The Hartenstein Hotel
Originally the 52nd had formed part of 1st Airlanding Brigade of the 1st British Airborne Division and at that time were tasked with providing the Divisional Defence Platoon. This they continued to do when the 52nd were transferred to the 6th Airlanding Brigade on the formation of the 6th British Airborne Division in 1943.
By the time of the Battle of Arnhem in September 1944 the Divisional Defence Platoon although by now slightly watered down by the inclusion of men of other units and commanded by a Parachute Regiment officer was still in the main made up of men of the 52nd.
During the defence of the Oosterbeek perimeter to where 1st Airborne Division withdrew after it had been cut to pieces trying to get to the famous “Bridge Too far” the Divisional Defence Platoon was engaged in the defence of the Hartenstein Hotel which had become the Divisional Headquarters. Eventually after fighting solidly for nine days the remnants of the Division were withdrawn across the Rhine.
In December 1944 the 52nd together with the 6th Airborne Division were rushed from England to the Ardennes to help hold the line during what became known as the Battle of the Bulge.
THE RHINE CROSSING (Operation VARSITY)
At 9pm on the evening of 23rd March 1945 British troops made an assault river crossing of the Rhine, Operation Plunder has begun. By the early hours of 24th March allied ground units had secured a number of crossings on the eastern bank of the Rhine.
At around 10am on the 24th March two allied Airborne Divisions, the 6th British Airborne Division and the 17th US Airborne Division began landing in Germany this was Operation Varsity. The objectives of the 6th Airborne Division were to prevent German reinforcements known to be in the area of Hamminkeln and Ringenburg, reaching the Allied bridgehead on the Rhine.
The 52nd’s task was to land on LZ-O, to the north of Hamminkeln, and secure a road and a railway bridge (the 52nd seem to have an obsession with bridges) across the River Issel. The Battalion was the first unit of the 6th Airlanding Brigade to land, and their vulnerable gliders became targets for all of the anti-aircraft weapons in the immediate area. As a result casualties were enormously heavy, gliders were shot out of the sky and others collided or crash landed. During the 10 minutes that it took for the battalion to land it lost half of its fighting strength. Those who survived quickly disembarked and began to deal with the anti-aircraft batteries.

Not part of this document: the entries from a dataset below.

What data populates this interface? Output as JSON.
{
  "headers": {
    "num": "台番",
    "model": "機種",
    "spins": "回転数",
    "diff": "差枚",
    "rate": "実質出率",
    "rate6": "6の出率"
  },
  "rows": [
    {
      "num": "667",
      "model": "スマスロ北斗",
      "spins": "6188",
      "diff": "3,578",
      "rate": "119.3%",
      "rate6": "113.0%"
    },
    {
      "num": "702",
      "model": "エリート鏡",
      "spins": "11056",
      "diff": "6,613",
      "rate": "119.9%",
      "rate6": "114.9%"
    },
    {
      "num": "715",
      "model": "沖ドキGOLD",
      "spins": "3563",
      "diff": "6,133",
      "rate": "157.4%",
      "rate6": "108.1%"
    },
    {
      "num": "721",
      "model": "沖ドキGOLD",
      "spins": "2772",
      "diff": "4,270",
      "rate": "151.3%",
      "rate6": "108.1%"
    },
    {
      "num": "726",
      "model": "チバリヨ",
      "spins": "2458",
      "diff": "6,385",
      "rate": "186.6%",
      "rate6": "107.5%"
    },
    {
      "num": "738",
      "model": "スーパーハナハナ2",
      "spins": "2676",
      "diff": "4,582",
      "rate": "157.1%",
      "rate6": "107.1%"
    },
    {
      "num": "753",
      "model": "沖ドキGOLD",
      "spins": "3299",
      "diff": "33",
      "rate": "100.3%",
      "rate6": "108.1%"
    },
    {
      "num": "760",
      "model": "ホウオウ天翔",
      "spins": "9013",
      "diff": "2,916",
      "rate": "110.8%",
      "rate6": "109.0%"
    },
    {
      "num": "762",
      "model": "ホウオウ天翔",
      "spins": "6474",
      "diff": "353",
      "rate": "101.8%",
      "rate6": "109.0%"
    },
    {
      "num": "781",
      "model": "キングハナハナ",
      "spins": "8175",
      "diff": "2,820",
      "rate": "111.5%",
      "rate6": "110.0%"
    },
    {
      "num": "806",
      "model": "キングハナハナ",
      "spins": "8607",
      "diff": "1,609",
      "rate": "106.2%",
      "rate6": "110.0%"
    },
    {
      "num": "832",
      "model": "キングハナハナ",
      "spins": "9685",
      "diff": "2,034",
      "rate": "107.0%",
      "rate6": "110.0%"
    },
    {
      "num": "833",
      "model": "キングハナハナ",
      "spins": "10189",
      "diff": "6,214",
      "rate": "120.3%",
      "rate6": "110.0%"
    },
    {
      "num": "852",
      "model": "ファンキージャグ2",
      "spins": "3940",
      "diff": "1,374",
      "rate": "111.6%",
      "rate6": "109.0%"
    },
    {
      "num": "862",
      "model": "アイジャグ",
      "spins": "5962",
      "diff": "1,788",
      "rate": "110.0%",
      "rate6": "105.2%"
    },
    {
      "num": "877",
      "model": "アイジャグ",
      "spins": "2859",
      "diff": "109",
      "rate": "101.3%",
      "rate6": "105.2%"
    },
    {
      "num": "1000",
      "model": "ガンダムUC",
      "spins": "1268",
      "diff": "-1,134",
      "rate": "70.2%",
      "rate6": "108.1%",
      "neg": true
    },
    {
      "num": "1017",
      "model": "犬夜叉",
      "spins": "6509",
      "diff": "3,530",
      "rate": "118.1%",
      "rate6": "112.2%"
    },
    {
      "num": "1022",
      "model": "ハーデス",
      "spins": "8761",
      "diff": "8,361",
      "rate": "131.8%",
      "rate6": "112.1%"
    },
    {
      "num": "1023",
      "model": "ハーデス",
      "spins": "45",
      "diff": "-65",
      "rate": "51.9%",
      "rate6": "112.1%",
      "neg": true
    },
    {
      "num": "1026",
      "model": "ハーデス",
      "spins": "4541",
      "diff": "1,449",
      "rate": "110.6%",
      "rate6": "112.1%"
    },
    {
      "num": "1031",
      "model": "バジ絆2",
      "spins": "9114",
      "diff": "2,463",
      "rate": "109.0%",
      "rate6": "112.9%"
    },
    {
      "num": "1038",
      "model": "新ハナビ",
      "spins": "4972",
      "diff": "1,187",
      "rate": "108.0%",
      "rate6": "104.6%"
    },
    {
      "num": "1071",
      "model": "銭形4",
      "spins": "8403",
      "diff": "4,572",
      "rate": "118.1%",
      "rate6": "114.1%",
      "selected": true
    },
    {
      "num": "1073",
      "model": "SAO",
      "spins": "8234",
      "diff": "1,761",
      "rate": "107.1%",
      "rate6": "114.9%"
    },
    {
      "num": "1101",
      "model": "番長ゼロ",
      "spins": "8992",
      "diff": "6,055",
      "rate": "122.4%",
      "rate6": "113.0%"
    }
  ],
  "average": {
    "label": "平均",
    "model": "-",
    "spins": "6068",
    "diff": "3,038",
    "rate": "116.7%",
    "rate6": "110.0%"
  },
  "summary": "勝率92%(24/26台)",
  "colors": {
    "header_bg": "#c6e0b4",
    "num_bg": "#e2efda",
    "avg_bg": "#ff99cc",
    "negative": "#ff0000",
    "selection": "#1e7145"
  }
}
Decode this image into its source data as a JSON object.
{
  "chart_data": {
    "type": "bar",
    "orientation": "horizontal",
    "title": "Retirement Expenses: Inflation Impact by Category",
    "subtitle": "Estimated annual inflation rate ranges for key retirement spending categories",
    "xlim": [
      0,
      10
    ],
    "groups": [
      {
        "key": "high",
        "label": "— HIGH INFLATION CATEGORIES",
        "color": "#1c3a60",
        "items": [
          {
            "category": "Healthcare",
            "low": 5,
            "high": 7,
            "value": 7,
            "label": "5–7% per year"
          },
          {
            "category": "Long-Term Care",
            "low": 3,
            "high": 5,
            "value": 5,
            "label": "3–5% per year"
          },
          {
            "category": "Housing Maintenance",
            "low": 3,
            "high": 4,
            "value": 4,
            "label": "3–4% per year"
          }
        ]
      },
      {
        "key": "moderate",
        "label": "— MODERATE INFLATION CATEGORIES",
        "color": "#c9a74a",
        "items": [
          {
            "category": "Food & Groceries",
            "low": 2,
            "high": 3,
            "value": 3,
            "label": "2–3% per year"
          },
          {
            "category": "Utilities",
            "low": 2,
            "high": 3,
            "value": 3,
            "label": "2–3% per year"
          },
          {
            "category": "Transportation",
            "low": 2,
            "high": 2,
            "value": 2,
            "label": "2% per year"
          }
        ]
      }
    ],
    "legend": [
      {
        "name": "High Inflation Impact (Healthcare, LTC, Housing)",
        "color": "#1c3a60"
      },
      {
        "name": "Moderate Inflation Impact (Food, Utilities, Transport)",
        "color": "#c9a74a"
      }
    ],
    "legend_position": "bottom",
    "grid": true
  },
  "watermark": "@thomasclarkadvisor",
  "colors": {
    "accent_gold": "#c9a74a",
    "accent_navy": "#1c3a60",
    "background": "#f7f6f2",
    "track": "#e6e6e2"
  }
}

With all of the Battalion's companies fighting independent actions all over the landing area, the scene was one of great confusion for several hours. Nevertheless by 11:00, all objectives had been taken. "B" and "C" Companies had successfully captured the road and the railway bridges respectively, and "A" Company were dug-in around the intersection of the two roads that ran across the zone. By the end of the day the Battalion had lost all but a third of its strength, the regimental chronicle records 400 casualties for 24th March of which 103 were killed (mainly in the gliders)
Hamminkeln Railway Station
The 52nd Memorial at Hamminkeln
On the 26th March, the 6th Airlanding Brigade led the Division's advance out of the bridgehead.
The 52nd along with the remainder of the 6th Airborne Division living up to the Divisional motto “GoTo It” continued the advance into Germany carrying out an assault river crossing of the River Weser, through Minden, Celle, across the River Elbe and eventually met up with the Russians at Wismar on the Baltic on the 2nd May 1945.